Mientras lo pensaba, César continuaba diciendo: Si trastea, el hueso se cambia.  Y con tono sentencioso Marlene agregó: Si tiene algún otro defecto toca echarla para atrás y a comenzar el proceso. Dentro de esta fábrica donde sacan ciento treinta instrumentos semanales es raro que ese problema suceda pero les ha pasado. Debe quedar bien apretadito para el sonido. Si se mueve, queda con el sonido feo. Terminado de comprobar el hueso César lo pulió para arreglarlo. Después estiró las cuerdas hasta el clavijero, para montarlas con ayuda de un taladro con una broca diseñada especialmente para acomodar las clavijas: primero montó la cuarta, la D la monto de primero para comprobar que no trastee; después la quinta, que es la A. Luego la sexta, la primera, la segunda y, finalmente, la tercera.
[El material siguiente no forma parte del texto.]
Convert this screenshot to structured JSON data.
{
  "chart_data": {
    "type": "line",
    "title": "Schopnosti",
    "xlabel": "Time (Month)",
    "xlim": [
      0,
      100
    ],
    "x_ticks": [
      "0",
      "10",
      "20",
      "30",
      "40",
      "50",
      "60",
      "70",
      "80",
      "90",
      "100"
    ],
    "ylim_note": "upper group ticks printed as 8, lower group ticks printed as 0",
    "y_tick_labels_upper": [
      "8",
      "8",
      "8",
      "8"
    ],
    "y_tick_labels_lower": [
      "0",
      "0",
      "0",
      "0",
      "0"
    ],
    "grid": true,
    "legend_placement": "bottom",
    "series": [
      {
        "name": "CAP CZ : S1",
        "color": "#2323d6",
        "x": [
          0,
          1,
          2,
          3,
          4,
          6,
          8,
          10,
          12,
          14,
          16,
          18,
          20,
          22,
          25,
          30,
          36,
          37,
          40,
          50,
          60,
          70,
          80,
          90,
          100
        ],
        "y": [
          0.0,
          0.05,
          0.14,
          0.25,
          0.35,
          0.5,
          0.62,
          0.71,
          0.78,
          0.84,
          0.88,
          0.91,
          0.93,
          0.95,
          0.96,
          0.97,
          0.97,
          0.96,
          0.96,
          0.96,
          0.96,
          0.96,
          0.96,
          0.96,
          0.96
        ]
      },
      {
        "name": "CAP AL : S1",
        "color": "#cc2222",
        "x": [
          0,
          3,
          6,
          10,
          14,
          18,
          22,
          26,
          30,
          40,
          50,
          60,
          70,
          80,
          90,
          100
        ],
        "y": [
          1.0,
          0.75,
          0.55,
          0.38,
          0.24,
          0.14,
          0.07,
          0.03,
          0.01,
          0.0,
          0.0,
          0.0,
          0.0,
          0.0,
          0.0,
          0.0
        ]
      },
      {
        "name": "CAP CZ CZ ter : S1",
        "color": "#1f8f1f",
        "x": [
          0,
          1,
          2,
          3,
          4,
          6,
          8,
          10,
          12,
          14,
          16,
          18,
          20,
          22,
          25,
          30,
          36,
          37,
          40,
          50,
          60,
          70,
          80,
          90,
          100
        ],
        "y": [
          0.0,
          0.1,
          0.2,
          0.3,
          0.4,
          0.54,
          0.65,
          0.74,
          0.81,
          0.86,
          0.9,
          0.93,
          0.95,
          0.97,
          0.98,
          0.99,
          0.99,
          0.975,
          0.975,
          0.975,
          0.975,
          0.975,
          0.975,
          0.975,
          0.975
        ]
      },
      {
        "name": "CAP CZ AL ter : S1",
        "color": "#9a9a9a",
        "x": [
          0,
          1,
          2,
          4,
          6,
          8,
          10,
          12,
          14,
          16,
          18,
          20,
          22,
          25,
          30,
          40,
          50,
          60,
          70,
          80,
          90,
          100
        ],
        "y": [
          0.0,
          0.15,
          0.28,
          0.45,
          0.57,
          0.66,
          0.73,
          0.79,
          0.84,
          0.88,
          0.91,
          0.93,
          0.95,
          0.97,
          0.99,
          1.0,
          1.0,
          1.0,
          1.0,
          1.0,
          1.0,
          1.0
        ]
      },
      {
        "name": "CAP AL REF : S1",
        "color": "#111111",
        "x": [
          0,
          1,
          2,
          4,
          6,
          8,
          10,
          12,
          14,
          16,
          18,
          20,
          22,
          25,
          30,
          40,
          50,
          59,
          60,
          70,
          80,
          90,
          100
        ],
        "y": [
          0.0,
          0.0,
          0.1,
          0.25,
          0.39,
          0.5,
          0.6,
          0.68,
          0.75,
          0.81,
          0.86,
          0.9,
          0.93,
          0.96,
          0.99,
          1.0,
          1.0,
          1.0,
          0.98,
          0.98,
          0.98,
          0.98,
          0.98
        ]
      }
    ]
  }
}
Mientras él lo hacía yo decía mentalmente Re, La, Mi, Mi, Si, Sol que eran las notas en su orden respectivo, pero en la Notación Latina. Cuando termino le pongo las especificaciones del instrumento y ya, concluyó César.

La metamorfosis de la guitarra

Cuando vi que ya había terminado me dirigí a la oficina para despedirme de Marlene. Rápidamente divisé tras el escritorio la presencia de un hombre que no estaba cuando llegué: era el dueño, hombre de aspecto severo, con una calva reluciente con la luz de la bombilla, llevaba puesta una camiseta de color verde fluorescente a rayas blancas. A penas me vio entrar me dijo: La próxima vez trae una carta para dejarlo pasar al taller. Mientras le decía que sí, mentalmente me repetía que tendría que volver para tomar las fotos. Sintiéndose satisfecho con la demostración de su dominio, me dijo que era administrador, que antes de tener la fábrica había trabajado para otras y para alemanes, que le dijeron que tenía que conocer muy bien el producto que producía y vendía.

En eso detuvo su discurso y procedió a preguntarme si ya tenía un nombre para el escrito, a lo que le dije que lo hacía sobre la marcha o al final. ¿Puedo sugerirle uno?, preguntó. Sin esperar respuesta espetó, La metamorfosis de la guitarra. Yo para llevarle un poco la contraria le dije que sería mejor la metamorfosis de la madera, a lo que rápidamente lanzó un discurso con mariposa incluida, que me dejó confuso: terminé por creer que ahí se hacían mariposas y no guitarras. Para calmarlo un poco por mi ofensa le dije que muy interesante, que lo tendría en cuenta y que sonaba bien.


Nos despedimos, le dije adiós a César y a Marlene. Abrí la rejita que separaba la calle iluminada de aquella fábrica donde ocurre la metamorfosis de la guitarra, donde abundan las guitarras y tiples terminados y por hacer, montañas de madera y partículas de aserrín que flotan libremente por el aire hasta posarse en el piso, las máquinas, las ventanas y los pulmones de los trabajadores. Afuera anduve con paso tranquilo hasta la parada del bus, pensando en la metamorfosis de la guitarra y de la mariposa; en el título que le pondría al texto; en el espíritu que guardan las cuerdas, que esperan ser acariciadas para vibrar y liberar su canto. Lo que me recuerda que no todas las cosas hablan en los mismos términos.